“No one dreams of becoming an Usher!” Cry the desperate stars of Ushers: The Front Of House Musical, as they face up to yet another night of flogging ice creams and programmes to London’s oblivious theatre-goers. Maybe not, but after an evening watching the cast hurl themselves through this no-time-to-breathe-because-you’re-laughing-so-hard humdinger of a show, that might all be about to change.
There are some cracking one-liners and the wit is razor sharp and so topical the writers must sit up every night with a copy of Stage and scan the news.
Ushers tells the story of, well, the ushers; the unsung heroes of theatres everywhere who have to sit through one ghastly jukebox musical after another (It’s opening night for “Opps I Did It Again: The Britney Musical” as the productions begins, coming soon is “Twice: As Irish as a Leprechaun Dancing in a Field of Guinness Soaked Shamrocks”) while harbouring dreams of stardom that grow more distant with every bag of upsold Chrunchie Rocks and battling a villainous theatre manager who’s more Javier than Fiyero.
At its heart (and it’s a big heart, although it hides behind barbs and jabs that can only be born out of bitter experience) Ushers is a love-letter to West-End theatre. It is tinged with that uniquely British nostalgia for the bad times because, yes, they were bloody terrible, but at least we were all in it together! And the cast understand that.
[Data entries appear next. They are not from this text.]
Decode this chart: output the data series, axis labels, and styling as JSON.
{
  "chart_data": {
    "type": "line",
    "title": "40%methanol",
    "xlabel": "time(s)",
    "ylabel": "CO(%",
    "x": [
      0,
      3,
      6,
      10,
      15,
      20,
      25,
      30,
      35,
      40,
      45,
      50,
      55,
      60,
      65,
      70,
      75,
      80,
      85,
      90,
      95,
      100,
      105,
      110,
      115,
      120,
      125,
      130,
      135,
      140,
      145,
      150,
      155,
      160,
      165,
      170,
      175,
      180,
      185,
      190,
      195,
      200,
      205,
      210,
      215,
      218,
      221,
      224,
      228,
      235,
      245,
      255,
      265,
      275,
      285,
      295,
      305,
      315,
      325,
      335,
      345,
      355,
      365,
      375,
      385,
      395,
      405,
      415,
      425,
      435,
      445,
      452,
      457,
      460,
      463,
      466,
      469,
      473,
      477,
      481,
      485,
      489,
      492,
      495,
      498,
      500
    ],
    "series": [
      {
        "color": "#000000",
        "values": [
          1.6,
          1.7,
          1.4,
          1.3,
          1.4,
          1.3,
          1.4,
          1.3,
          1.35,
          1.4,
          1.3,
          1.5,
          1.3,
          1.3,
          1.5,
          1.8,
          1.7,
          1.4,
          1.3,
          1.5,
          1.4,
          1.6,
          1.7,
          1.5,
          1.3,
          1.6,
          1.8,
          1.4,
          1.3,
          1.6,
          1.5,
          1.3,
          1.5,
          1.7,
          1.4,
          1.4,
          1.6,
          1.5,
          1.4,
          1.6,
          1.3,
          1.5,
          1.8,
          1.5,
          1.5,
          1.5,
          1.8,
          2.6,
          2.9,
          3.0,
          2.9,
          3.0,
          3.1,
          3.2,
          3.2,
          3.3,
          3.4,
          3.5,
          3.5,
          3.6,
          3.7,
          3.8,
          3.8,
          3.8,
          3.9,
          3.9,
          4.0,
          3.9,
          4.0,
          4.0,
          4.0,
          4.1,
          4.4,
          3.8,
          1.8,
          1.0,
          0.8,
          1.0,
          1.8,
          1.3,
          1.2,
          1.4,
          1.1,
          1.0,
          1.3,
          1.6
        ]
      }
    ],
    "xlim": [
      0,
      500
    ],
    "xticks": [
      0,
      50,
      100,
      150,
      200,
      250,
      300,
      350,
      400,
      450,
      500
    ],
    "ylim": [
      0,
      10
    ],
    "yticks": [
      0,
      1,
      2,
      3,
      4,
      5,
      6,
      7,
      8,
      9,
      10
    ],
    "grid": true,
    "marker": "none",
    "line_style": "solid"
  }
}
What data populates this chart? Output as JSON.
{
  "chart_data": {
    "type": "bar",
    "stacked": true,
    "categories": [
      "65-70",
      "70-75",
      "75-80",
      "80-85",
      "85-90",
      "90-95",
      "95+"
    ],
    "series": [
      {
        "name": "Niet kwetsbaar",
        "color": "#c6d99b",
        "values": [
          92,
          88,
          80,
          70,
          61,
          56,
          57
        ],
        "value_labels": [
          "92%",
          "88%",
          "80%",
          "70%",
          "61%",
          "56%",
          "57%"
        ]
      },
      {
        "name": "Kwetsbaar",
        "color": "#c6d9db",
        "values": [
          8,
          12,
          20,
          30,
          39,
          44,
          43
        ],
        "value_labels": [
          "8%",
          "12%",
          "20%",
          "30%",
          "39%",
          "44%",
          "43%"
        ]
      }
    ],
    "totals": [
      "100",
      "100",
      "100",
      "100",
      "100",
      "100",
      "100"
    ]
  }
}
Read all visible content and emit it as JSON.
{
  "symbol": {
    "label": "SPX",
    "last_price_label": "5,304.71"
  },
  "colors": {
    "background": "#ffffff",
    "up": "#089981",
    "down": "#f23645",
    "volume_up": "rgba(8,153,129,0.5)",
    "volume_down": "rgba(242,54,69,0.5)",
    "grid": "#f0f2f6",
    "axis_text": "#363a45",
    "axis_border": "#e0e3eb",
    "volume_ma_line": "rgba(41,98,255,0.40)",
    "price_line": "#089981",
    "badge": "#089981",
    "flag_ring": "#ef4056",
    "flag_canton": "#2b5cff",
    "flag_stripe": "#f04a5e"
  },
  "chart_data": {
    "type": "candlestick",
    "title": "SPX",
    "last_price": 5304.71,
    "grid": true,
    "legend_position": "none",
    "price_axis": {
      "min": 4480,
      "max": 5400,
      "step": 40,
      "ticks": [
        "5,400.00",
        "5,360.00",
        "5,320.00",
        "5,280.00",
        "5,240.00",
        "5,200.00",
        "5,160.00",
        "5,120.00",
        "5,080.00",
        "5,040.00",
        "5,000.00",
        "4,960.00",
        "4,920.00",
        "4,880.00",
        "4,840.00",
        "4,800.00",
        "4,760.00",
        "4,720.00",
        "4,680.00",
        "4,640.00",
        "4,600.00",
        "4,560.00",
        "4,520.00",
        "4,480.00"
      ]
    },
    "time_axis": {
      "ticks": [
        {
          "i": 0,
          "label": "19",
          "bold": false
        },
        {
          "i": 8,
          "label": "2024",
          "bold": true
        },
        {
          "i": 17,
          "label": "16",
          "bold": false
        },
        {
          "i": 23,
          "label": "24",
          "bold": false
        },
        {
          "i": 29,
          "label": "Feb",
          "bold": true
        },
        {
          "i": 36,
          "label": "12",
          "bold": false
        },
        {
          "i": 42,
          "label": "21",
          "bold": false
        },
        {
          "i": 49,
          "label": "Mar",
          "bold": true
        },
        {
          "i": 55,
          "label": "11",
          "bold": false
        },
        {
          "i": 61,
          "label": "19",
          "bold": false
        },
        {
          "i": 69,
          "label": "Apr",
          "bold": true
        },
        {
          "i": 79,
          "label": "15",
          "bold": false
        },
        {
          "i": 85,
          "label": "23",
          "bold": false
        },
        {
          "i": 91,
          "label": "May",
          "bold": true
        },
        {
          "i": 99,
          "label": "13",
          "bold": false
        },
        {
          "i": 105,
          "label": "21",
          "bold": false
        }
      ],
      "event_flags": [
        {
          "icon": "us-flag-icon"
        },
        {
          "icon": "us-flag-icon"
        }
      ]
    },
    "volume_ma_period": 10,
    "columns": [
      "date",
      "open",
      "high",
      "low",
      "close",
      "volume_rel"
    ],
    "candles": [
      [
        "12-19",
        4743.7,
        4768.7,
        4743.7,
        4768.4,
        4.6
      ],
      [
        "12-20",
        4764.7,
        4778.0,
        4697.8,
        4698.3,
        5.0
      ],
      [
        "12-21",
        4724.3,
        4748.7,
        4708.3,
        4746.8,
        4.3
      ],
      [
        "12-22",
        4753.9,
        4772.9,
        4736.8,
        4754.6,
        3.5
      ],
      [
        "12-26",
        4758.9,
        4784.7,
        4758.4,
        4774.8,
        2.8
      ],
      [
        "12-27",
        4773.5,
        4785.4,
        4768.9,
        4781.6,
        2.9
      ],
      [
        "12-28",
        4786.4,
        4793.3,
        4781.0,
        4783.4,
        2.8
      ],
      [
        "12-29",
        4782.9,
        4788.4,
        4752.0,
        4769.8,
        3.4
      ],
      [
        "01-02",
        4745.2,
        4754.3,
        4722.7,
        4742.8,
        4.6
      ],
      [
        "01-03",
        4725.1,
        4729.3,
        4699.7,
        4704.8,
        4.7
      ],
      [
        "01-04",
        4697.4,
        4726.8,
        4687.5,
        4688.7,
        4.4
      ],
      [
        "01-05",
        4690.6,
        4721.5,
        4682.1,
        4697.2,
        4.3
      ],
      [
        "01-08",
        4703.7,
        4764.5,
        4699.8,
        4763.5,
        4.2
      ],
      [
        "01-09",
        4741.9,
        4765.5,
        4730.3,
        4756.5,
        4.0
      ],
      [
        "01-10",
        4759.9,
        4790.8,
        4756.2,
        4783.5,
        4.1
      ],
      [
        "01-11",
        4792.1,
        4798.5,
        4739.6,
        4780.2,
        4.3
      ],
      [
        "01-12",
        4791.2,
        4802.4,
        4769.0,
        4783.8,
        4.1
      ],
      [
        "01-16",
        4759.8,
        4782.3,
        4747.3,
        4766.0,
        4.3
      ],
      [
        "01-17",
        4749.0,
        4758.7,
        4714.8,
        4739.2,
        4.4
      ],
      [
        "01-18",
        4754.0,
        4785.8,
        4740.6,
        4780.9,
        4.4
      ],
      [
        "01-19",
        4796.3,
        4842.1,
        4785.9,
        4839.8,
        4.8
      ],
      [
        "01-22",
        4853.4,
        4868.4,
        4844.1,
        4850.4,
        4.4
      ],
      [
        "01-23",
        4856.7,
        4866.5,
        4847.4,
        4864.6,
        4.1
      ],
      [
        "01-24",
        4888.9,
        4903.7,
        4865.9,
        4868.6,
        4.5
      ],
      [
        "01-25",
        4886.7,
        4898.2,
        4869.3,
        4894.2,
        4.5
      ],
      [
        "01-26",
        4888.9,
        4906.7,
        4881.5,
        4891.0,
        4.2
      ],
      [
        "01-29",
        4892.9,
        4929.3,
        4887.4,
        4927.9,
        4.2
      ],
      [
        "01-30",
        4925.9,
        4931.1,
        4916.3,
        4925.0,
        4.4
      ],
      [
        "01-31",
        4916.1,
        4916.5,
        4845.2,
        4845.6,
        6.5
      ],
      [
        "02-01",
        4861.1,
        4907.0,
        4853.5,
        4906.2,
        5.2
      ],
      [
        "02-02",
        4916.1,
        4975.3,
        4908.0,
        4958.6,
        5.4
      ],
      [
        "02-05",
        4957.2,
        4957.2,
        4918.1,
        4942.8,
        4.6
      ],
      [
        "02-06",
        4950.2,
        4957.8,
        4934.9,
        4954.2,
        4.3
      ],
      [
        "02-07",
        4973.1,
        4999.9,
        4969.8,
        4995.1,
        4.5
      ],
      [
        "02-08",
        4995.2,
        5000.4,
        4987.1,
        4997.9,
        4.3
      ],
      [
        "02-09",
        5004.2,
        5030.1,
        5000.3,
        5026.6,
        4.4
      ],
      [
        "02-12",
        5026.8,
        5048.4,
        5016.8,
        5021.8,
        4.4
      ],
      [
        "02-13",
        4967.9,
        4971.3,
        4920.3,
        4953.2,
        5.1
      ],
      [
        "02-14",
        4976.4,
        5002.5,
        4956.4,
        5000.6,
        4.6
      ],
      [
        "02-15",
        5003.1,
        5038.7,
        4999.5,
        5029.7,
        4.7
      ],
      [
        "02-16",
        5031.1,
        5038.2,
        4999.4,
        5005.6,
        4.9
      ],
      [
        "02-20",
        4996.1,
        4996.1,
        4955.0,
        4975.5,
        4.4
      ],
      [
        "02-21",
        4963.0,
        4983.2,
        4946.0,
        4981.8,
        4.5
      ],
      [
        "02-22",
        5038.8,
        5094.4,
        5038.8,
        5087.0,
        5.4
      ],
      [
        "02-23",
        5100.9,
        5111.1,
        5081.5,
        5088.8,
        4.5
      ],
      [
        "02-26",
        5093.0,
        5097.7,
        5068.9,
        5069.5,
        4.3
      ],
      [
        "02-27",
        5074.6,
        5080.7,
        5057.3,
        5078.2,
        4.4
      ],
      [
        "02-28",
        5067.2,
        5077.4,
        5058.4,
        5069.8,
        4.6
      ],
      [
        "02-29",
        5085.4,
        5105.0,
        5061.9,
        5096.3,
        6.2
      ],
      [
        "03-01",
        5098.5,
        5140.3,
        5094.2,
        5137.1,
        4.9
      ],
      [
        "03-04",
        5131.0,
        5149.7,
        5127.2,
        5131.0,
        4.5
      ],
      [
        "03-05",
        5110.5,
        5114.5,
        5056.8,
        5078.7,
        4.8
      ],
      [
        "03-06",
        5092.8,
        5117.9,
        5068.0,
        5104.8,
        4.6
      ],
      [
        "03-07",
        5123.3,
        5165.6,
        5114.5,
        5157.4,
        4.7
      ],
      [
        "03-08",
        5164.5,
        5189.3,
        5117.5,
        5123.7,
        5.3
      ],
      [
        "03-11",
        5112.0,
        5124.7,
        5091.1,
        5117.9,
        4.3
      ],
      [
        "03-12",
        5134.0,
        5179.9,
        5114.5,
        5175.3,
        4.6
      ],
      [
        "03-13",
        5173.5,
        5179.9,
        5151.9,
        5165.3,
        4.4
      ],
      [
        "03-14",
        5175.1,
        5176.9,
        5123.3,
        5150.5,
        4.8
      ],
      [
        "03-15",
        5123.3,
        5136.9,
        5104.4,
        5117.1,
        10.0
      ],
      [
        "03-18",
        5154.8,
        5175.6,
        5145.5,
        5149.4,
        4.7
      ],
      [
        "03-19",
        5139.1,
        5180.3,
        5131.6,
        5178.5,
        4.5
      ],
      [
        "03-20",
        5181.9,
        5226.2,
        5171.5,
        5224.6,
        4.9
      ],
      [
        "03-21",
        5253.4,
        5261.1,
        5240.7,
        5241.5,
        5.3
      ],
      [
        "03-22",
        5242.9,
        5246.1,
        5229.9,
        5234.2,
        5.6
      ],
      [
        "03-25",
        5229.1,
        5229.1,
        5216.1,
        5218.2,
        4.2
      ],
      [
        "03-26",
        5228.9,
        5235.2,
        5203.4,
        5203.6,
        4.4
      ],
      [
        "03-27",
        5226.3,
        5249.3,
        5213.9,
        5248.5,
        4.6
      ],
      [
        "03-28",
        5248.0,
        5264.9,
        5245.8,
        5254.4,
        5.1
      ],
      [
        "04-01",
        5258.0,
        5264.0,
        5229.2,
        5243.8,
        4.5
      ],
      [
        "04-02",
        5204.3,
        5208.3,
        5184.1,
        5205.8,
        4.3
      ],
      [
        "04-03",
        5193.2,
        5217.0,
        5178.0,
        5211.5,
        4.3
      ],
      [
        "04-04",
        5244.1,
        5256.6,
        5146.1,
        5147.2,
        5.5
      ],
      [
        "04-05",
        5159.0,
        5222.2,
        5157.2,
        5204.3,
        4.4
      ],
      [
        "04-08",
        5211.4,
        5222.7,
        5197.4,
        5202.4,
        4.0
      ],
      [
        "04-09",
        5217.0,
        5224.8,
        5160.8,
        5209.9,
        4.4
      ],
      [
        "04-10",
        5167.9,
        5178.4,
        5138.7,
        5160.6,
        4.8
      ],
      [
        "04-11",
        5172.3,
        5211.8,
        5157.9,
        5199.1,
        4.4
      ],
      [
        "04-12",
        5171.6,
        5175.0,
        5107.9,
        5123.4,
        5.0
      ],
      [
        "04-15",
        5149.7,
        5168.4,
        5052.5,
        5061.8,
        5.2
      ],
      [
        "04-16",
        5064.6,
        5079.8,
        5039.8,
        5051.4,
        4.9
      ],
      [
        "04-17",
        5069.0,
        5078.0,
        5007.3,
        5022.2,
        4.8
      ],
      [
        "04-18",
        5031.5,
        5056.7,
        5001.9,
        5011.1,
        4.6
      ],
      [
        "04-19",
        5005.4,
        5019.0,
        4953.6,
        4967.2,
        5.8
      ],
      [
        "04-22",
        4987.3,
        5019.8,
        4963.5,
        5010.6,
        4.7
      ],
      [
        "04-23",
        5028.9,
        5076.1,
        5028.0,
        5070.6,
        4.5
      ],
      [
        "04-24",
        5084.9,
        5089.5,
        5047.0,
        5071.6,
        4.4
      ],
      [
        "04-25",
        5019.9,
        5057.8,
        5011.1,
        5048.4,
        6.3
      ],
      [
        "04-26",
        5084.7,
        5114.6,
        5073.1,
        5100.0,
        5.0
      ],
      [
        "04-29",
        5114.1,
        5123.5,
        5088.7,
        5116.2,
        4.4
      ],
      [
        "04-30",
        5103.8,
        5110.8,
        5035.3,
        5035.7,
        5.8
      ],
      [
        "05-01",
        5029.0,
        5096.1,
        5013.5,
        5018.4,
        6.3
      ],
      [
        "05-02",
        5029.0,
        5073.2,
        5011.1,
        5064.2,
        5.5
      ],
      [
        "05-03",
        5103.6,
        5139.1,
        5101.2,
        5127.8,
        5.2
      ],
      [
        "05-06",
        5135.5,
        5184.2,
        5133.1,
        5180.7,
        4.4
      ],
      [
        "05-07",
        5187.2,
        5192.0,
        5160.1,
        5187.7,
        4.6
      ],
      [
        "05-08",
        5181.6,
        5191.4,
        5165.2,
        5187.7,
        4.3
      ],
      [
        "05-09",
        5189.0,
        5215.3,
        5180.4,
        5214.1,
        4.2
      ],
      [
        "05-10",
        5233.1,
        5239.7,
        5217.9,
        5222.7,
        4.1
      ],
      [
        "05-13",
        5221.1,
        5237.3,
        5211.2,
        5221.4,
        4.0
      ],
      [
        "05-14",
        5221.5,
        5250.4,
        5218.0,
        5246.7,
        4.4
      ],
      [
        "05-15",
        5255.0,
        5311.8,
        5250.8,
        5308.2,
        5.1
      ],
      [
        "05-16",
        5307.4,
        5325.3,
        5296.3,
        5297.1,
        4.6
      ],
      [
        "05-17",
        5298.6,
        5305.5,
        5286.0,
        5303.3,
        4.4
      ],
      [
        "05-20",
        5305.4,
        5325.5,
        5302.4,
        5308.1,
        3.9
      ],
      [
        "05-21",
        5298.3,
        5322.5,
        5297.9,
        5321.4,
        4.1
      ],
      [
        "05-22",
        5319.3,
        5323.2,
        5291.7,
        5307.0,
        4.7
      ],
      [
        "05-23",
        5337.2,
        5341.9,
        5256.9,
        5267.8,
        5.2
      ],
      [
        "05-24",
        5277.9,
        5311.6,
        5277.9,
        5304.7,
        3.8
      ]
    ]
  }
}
Like really understand that. You can feel the suppressed resentment and simmering anger in their manic smiles as they wave around torches like interrogation spotlights, on the lookout for that one idiot who’s attempting to smuggle in a Nando’s ¼ chicken to eat during the interval. You believe they have been ushers, that they are ushers, and that’s what makes the whole production gel.
Ushers is at its best when it’s being funny. There are some cracking one-liners and the wit is razor sharp and so topical the writers must sit up every night with a copy of Stage and scan the news. Sitting in the audience, especially the type of audience that goes to a show like this, that counts for a lot. The writers of Ushers know their audience; know that they can make veiled theatrical references and they will be understood, know that we have all recently been ‘there’ or are perhaps still there now, working minimum wage jobs while knowing we trained for better, know you can name a character Sir Andrew Lloyd Macintosser and bring down the house. And fair play to them, when it works it really works.
Where the production falters however, is when things try and get serious. To jump from lines such as “you’ll be out of work quicker than the cast of From Here To Eternity” to a character suddenly standing on stage belting out a heartfelt lament to dashed hopes and dreams was a bit too much for me. I kept waiting for the sly wink to the audience, the punchline that never appeared until the next big group number. I admire a production that gives every cast member their moment in the spotlight (every character has their own solo) but those were by far the weakest parts of the production. Ushers would benefit from deciding on a tone and sticking with it, the audience is too caught up in the satire to care about ‘real issues’.
So, is this a slick, flawless production to bring your out-of-town relatives to? No, go see Les Mis. Is it a big-hearted, straight shooting, nudge nudge wink wink to London’s West End and all who abide in it? Heck yes! Encore please!